Leading Data Center Ladies Discuss Why the Industry Should Care About Hiring More Women

Mar 9, 2018
by Josh Anderson

ASHBURN, VA — Why should we care about hiring more women in the data center industry? At CapRE’s 2018 Data Center Forecast East, we convened half a dozen leading women in the data center field for a panel called Women in Mission Critical: Awareness, Leadership, Mentoring. To kick things off, the panel jumped in head-first to tackle this large but important question.

Julie Forsht, Eastern Regional Manager, Powersmiths

We first heard from Julie Forsht, Eastern Regional Manager at Powersmiths, who offered some advice in how things have changed during her career. “I went to Clarkson University — a small Engineering college in Upstate New York,” she began to reply. When I first went to college, in my electrical engineering classes, I was definitely one out of 500 women that were there. And it definitely has changed. I try to go back and do what I can there, as well, to just show people. And just in general over the last 10 years in general we are seeing more and more women coming in.”

We next connected with Sam Sheehan, PE & Director of Mechanical Engineering at CCG Facilities Integration Incorporated. Sheehan thinks that women have had to learn and grow from the experience that Rorsht described. “I think that — and I’ve heard this from many people — because there are so few women in engineering, there is a tendency for those women to study hard, work hard, and prove themselves,” she said. “It’s not a given. I think that’s another plus for [why you should care about hiring more women].”

Twylla Powell, Business Attraction Manager, Henrico County Economic Development Authority

Next, Twyla Powell, Business Attraction Manager at the Henrico County Economic Development Authority gave some personal reflection on women in the workplace in general. “A lot of women are very good with detail. And if you can get them to work really hard, and at the same time, a lot of women like to build relationships,” she shared. “And they take – well, I will speak for myself, — I take very seriously, what is the culture at where we work? What are our values? And how do we want to influence the people around me with those values?”

“I especially find that, now that I am a little bit older, and in the older part of the workforce, it’s very important to me that I represent to the young people that work with me, how to live the culture,” Powell continued. “Because a lot of times they know how to do all of the very technical stuff, but they sort of lack soft skills. And soft skills are part of the values that you have with things like customer service, attention to detail, responding to things on time. Those sort of things that are very important to a company.”

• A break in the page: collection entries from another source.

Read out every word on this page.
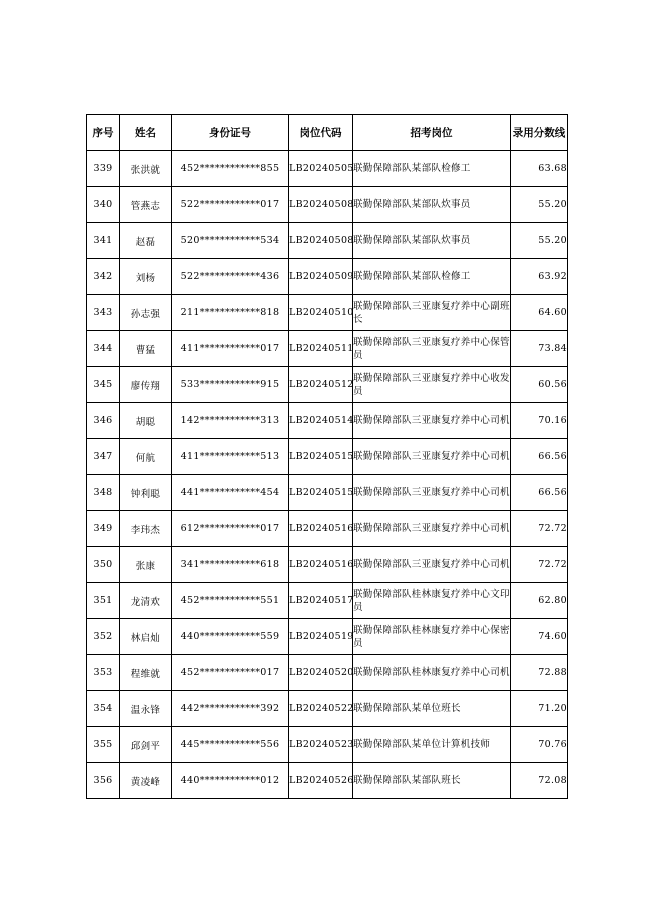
序号	姓名	身份证号	岗位代码	招考岗位	录用分数线
339	张洪就	452************855	LB20240505	联勤保障部队某部队检修工	63.68
340	管燕志	522************017	LB20240508	联勤保障部队某部队炊事员	55.20
341	赵磊	520************534	LB20240508	联勤保障部队某部队炊事员	55.20
342	刘杨	522************436	LB20240509	联勤保障部队某部队检修工	63.92
343	孙志强	211************818	LB20240510	联勤保障部队三亚康复疗养中心副班长	64.60
344	曹猛	411************017	LB20240511	联勤保障部队三亚康复疗养中心保管员	73.84
345	廖传翔	533************915	LB20240512	联勤保障部队三亚康复疗养中心收发员	60.56
346	胡聪	142************313	LB20240514	联勤保障部队三亚康复疗养中心司机	70.16
347	何航	411************513	LB20240515	联勤保障部队三亚康复疗养中心司机	66.56
348	钟利聪	441************454	LB20240515	联勤保障部队三亚康复疗养中心司机	66.56
349	李玮杰	612************017	LB20240516	联勤保障部队三亚康复疗养中心司机	72.72
350	张康	341************618	LB20240516	联勤保障部队三亚康复疗养中心司机	72.72
351	龙清欢	452************551	LB20240517	联勤保障部队桂林康复疗养中心文印员	62.80
352	林启灿	440************559	LB20240519	联勤保障部队桂林康复疗养中心保密员	74.60
353	程维就	452************017	LB20240520	联勤保障部队桂林康复疗养中心司机	72.88
354	温永锋	442************392	LB20240522	联勤保障部队某单位班长	71.20
355	邱剑平	445************556	LB20240523	联勤保障部队某单位计算机技师	70.76
356	黄凌峰	440************012	LB20240526	联勤保障部队某部队班长	72.08
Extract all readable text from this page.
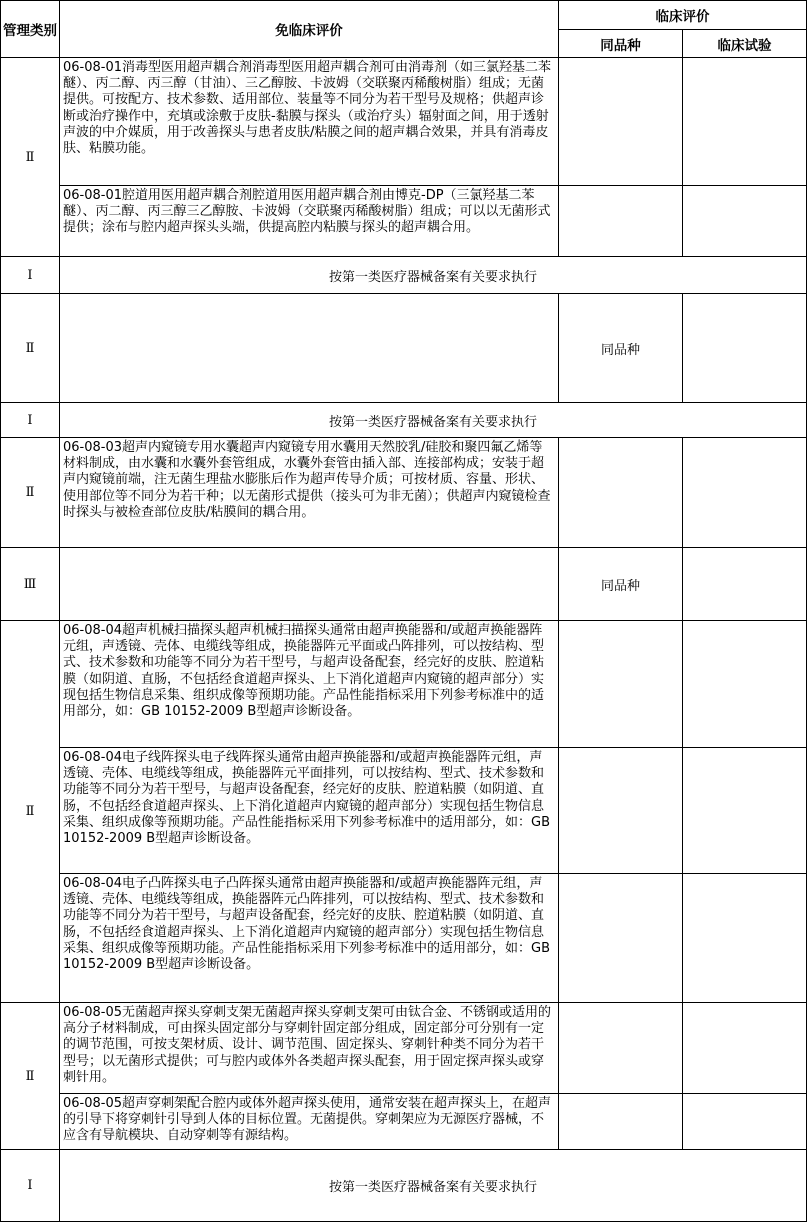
管理类别	免临床评价	临床评价	
		同品种	临床试验
Ⅱ	06-08-01消毒型医用超声耦合剂消毒型医用超声耦合剂可由消毒剂（如三氯羟基二苯醚）、丙二醇、丙三醇（甘油）、三乙醇胺、卡波姆（交联聚丙稀酸树脂）组成；无菌提供。可按配方、技术参数、适用部位、装量等不同分为若干型号及规格；供超声诊断或治疗操作中，充填或涂敷于皮肤-黏膜与探头（或治疗头）辐射面之间，用于透射声波的中介媒质，用于改善探头与患者皮肤/粘膜之间的超声耦合效果，并具有消毒皮肤、粘膜功能。		
	06-08-01腔道用医用超声耦合剂腔道用医用超声耦合剂由博克-DP（三氯羟基二苯醚）、丙二醇、丙三醇三乙醇胺、卡波姆（交联聚丙稀酸树脂）组成；可以以无菌形式提供；涂布与腔内超声探头头端，供提高腔内粘膜与探头的超声耦合用。		
Ⅰ	按第一类医疗器械备案有关要求执行		
Ⅱ		同品种	
Ⅰ	按第一类医疗器械备案有关要求执行		
Ⅱ	06-08-03超声内窥镜专用水囊超声内窥镜专用水囊用天然胶乳/硅胶和聚四氟乙烯等材料制成，由水囊和水囊外套管组成，水囊外套管由插入部、连接部构成；安装于超声内窥镜前端，注无菌生理盐水膨胀后作为超声传导介质；可按材质、容量、形状、使用部位等不同分为若干种；以无菌形式提供（接头可为非无菌）；供超声内窥镜检查时探头与被检查部位皮肤/粘膜间的耦合用。		
Ⅲ		同品种	
Ⅱ	06-08-04超声机械扫描探头超声机械扫描探头通常由超声换能器和/或超声换能器阵元组，声透镜、壳体、电缆线等组成，换能器阵元平面或凸阵排列，可以按结构、型式、技术参数和功能等不同分为若干型号，与超声设备配套，经完好的皮肤、腔道粘膜（如阴道、直肠，不包括经食道超声探头、上下消化道超声内窥镜的超声部分）实现包括生物信息采集、组织成像等预期功能。产品性能指标采用下列参考标准中的适用部分，如：GB 10152-2009 B型超声诊断设备。		
	06-08-04电子线阵探头电子线阵探头通常由超声换能器和/或超声换能器阵元组，声透镜、壳体、电缆线等组成，换能器阵元平面排列，可以按结构、型式、技术参数和功能等不同分为若干型号，与超声设备配套，经完好的皮肤、腔道粘膜（如阴道、直肠，不包括经食道超声探头、上下消化道超声内窥镜的超声部分）实现包括生物信息采集、组织成像等预期功能。产品性能指标采用下列参考标准中的适用部分，如：GB 10152-2009 B型超声诊断设备。		
	06-08-04电子凸阵探头电子凸阵探头通常由超声换能器和/或超声换能器阵元组，声透镜、壳体、电缆线等组成，换能器阵元凸阵排列，可以按结构、型式、技术参数和功能等不同分为若干型号，与超声设备配套，经完好的皮肤、腔道粘膜（如阴道、直肠，不包括经食道超声探头、上下消化道超声内窥镜的超声部分）实现包括生物信息采集、组织成像等预期功能。产品性能指标采用下列参考标准中的适用部分，如：GB 10152-2009 B型超声诊断设备。		
Ⅱ	06-08-05无菌超声探头穿刺支架无菌超声探头穿刺支架可由钛合金、不锈钢或适用的高分子材料制成，可由探头固定部分与穿刺针固定部分组成，固定部分可分别有一定的调节范围，可按支架材质、设计、调节范围、固定探头、穿刺针种类不同分为若干型号；以无菌形式提供；可与腔内或体外各类超声探头配套，用于固定探声探头或穿刺针用。		
	06-08-05超声穿刺架配合腔内或体外超声探头使用，通常安装在超声探头上，在超声的引导下将穿刺针引导到人体的目标位置。无菌提供。穿刺架应为无源医疗器械，不应含有导航模块、自动穿刺等有源结构。		
Ⅰ	按第一类医疗器械备案有关要求执行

We finally returned the microphone to CCG’s Sheehan, who closed out this discussion by recounting a conversation from the panel’s preparatory meeting. “Yesterday when we all got together and discussed what is important to the industry, we agreed that women tend to have customers for life,” she recalled. “Like Twyla said, we really do build those relationships, and that benefits the companies that we work for. We all agree on that.”